Ursula pauses briefly in the telling of her tale and once more I see that far away look in her eyes.
“The seconds become minutes,” she says “I check my watch again. And again and again. The countdown to midnight is underway. Five minutes to go. Four minutes. Three minutes. Two minutes. One minute. Midnight. Then... nothing.
“Nothing for about 40 seconds but then we hear a deafening, earth-rendering roar begin to rumble and roll all around us. I see trees in the distance violently shaking. Lights in nearby houses flicker on and off before being extinguished forever. The surrounding hillsides ripple as they are convulsed by earthquake-like forces. Yet where we are, bizarrely, all is calm and still, with the church tower not moving, not even shaking, while all around us the cataclysm rages.
“Perhaps another minute of chaos ensues before the entire valley lying in front of the church erupts into a wall of fire and flying debris.

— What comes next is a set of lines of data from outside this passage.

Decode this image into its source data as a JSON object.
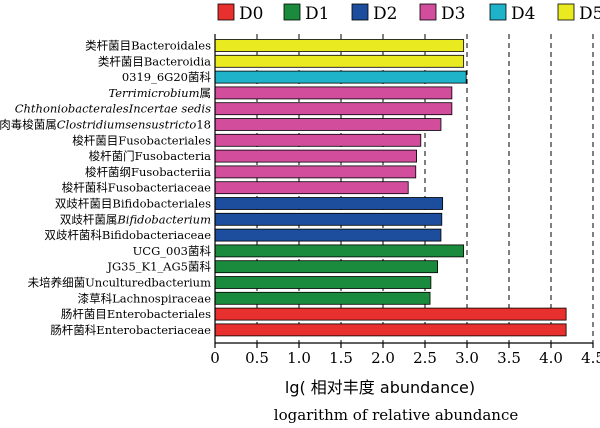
{
  "chart_data": {
    "type": "bar",
    "orientation": "horizontal",
    "xlabel": "lg( 相对丰度 abundance)",
    "xlabel_sub": "logarithm of relative abundance",
    "xlim": [
      0,
      4.5
    ],
    "xticks": [
      "0",
      "0.5",
      "1.0",
      "1.5",
      "2.0",
      "2.5",
      "3.0",
      "3.5",
      "4.0",
      "4.5"
    ],
    "grid": "vertical dashed at each tick",
    "legend_position": "top",
    "groups": [
      {
        "name": "D0",
        "color": "#e8312f"
      },
      {
        "name": "D1",
        "color": "#1a8a3c"
      },
      {
        "name": "D2",
        "color": "#1d4e9e"
      },
      {
        "name": "D3",
        "color": "#d24d9c"
      },
      {
        "name": "D4",
        "color": "#1eb3c9"
      },
      {
        "name": "D5",
        "color": "#eaea21"
      }
    ],
    "bars": [
      {
        "label": [
          {
            "t": "类杆菌目Bacteroidales"
          }
        ],
        "group": "D5",
        "value": 2.96
      },
      {
        "label": [
          {
            "t": "类杆菌目Bacteroidia"
          }
        ],
        "group": "D5",
        "value": 2.96
      },
      {
        "label": [
          {
            "t": "0319_6G20菌科"
          }
        ],
        "group": "D4",
        "value": 2.99
      },
      {
        "label": [
          {
            "t": "Terrimicrobium",
            "i": true
          },
          {
            "t": "属"
          }
        ],
        "group": "D3",
        "value": 2.82
      },
      {
        "label": [
          {
            "t": "ChthoniobacteralesIncertae sedis",
            "i": true
          }
        ],
        "group": "D3",
        "value": 2.82
      },
      {
        "label": [
          {
            "t": "肉毒梭菌属"
          },
          {
            "t": "Clostridiumsensustricto",
            "i": true
          },
          {
            "t": "18"
          }
        ],
        "group": "D3",
        "value": 2.69
      },
      {
        "label": [
          {
            "t": "梭杆菌目Fusobacteriales"
          }
        ],
        "group": "D3",
        "value": 2.45
      },
      {
        "label": [
          {
            "t": "梭杆菌门Fusobacteria"
          }
        ],
        "group": "D3",
        "value": 2.4
      },
      {
        "label": [
          {
            "t": "梭杆菌纲Fusobacteriia"
          }
        ],
        "group": "D3",
        "value": 2.39
      },
      {
        "label": [
          {
            "t": "梭杆菌科Fusobacteriaceae"
          }
        ],
        "group": "D3",
        "value": 2.3
      },
      {
        "label": [
          {
            "t": "双歧杆菌目Bifidobacteriales"
          }
        ],
        "group": "D2",
        "value": 2.71
      },
      {
        "label": [
          {
            "t": "双歧杆菌属"
          },
          {
            "t": "Bifidobacterium",
            "i": true
          }
        ],
        "group": "D2",
        "value": 2.7
      },
      {
        "label": [
          {
            "t": "双歧杆菌科Bifidobacteriaceae"
          }
        ],
        "group": "D2",
        "value": 2.69
      },
      {
        "label": [
          {
            "t": "UCG_003菌科"
          }
        ],
        "group": "D1",
        "value": 2.96
      },
      {
        "label": [
          {
            "t": "JG35_K1_AG5菌科"
          }
        ],
        "group": "D1",
        "value": 2.65
      },
      {
        "label": [
          {
            "t": "未培养细菌Unculturedbacterium"
          }
        ],
        "group": "D1",
        "value": 2.57
      },
      {
        "label": [
          {
            "t": "漆草科Lachnospiraceae"
          }
        ],
        "group": "D1",
        "value": 2.56
      },
      {
        "label": [
          {
            "t": "肠杆菌目Enterobacteriales"
          }
        ],
        "group": "D0",
        "value": 4.18
      },
      {
        "label": [
          {
            "t": "肠杆菌科Enterobacteriaceae"
          }
        ],
        "group": "D0",
        "value": 4.18
      }
    ]
  }
}
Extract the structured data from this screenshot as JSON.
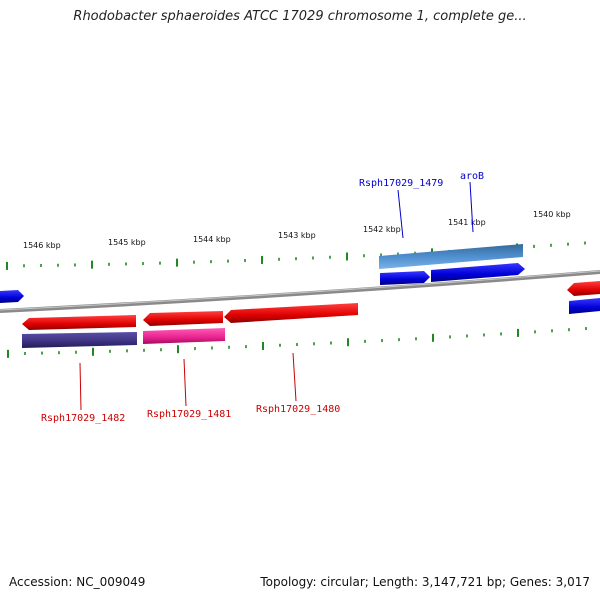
{
  "title": "Rhodobacter sphaeroides ATCC 17029 chromosome 1, complete ge...",
  "footer": {
    "accession": "Accession: NC_009049",
    "stats": "Topology: circular; Length: 3,147,721 bp; Genes: 3,017"
  },
  "kbp_labels": [
    "1546 kbp",
    "1545 kbp",
    "1544 kbp",
    "1543 kbp",
    "1542 kbp",
    "1541 kbp",
    "1540 kbp"
  ],
  "genes": {
    "rsph17029_1479": "Rsph17029_1479",
    "arob": "aroB",
    "rsph17029_1482": "Rsph17029_1482",
    "rsph17029_1481": "Rsph17029_1481",
    "rsph17029_1480": "Rsph17029_1480"
  },
  "colors": {
    "forward_gene": "#0000ee",
    "reverse_gene": "#ee0000",
    "cds_light_blue": "#4a8ccc",
    "cds_dark_blue": "#463a8c",
    "cds_pink": "#ee2a9c",
    "tick_green": "#228822",
    "backbone": "#888888"
  }
}
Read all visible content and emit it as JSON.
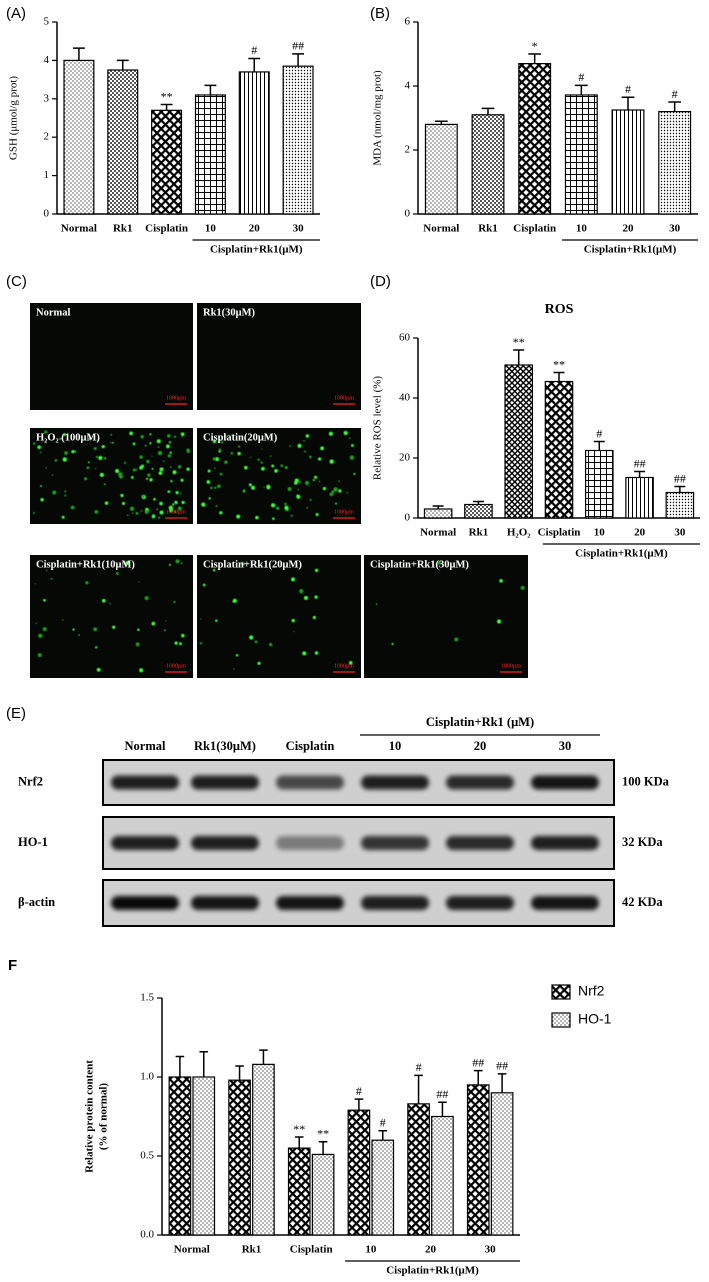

“Then you shout out ‘Since when did Norfolk become a volcano zone?’ You are right. The only way to describe the inferno surrounding us is that it’s as if we’ve been pitched into the caldera of
an active volcano. Where minutes ago there were the green rolling hills of arable farmland, there is now the cherry-red glow of flowing lava, while pyroclastic clouds envelop the water-meadows that this morning were still the haunt of dragonflies.
“But, once again, there is the glaring anomaly of our own location. The fumes, the heat, the flying ash, the lava flows. None of this reaches us on our hilltop. Neither the church nor the rectory are affected by the volcanic activity. In fact our perch at the top of the church tower is growing decidedly chilly as the cool, damp air of a typical English summer night swirls around us.
“More time passes. In the sky I can see huge pieces of white-hot rock plummeting down towards the Earth and in the distance enormous plumes of impact debris being thrown up high into the atmosphere. Falling meteors? Perhaps the fragments of an asteroid or meteor the size of the one that wiped out the dinosaurs?
“Above us the sky, jet black with no trace of the Moon. Below us, the ground has been ripped apart, the terrain unrecognisable as deep canyons, filled with swirling magma, buckle and fold around our hilltop.
“To the west, the entire night sky is momentarily illuminated by the brilliant flash of white light that seconds later transforms into a giant mushroom cloud. ‘Ah,’ you say, ‘That’ll be the arsenal of nuclear weapons, that officially aren’t stockpiled in this country, detonating at the Mildenhall and Lakenheath air force bases,’ before returning to watch the carnage unfold around us.
“Then I see something flying high above our heads, the light of the inferno’s glare glinting off its body. I swing the telescope in its direction to take a better look. Seven heads. Ten horns. A golden crown on each of the horns. The body of a leopard, the mouths of a lion and feet of a bear. It is the Beast of the Revelation, the harbinger of the Biblical end of the world.
“As if to confirm my worst fears, one of the Beast’s many heads turns in our direction. Even from the church tower, I can see its eyes flash in black hatred. I hear a roar of rage as the whole Beast turns and violently twists in the air before soaring down towards us at great speed. But, equally suddenly, it veers away as if some invisible force is protecting us. It swoops down upon us twice more only to swerve away at the final moment.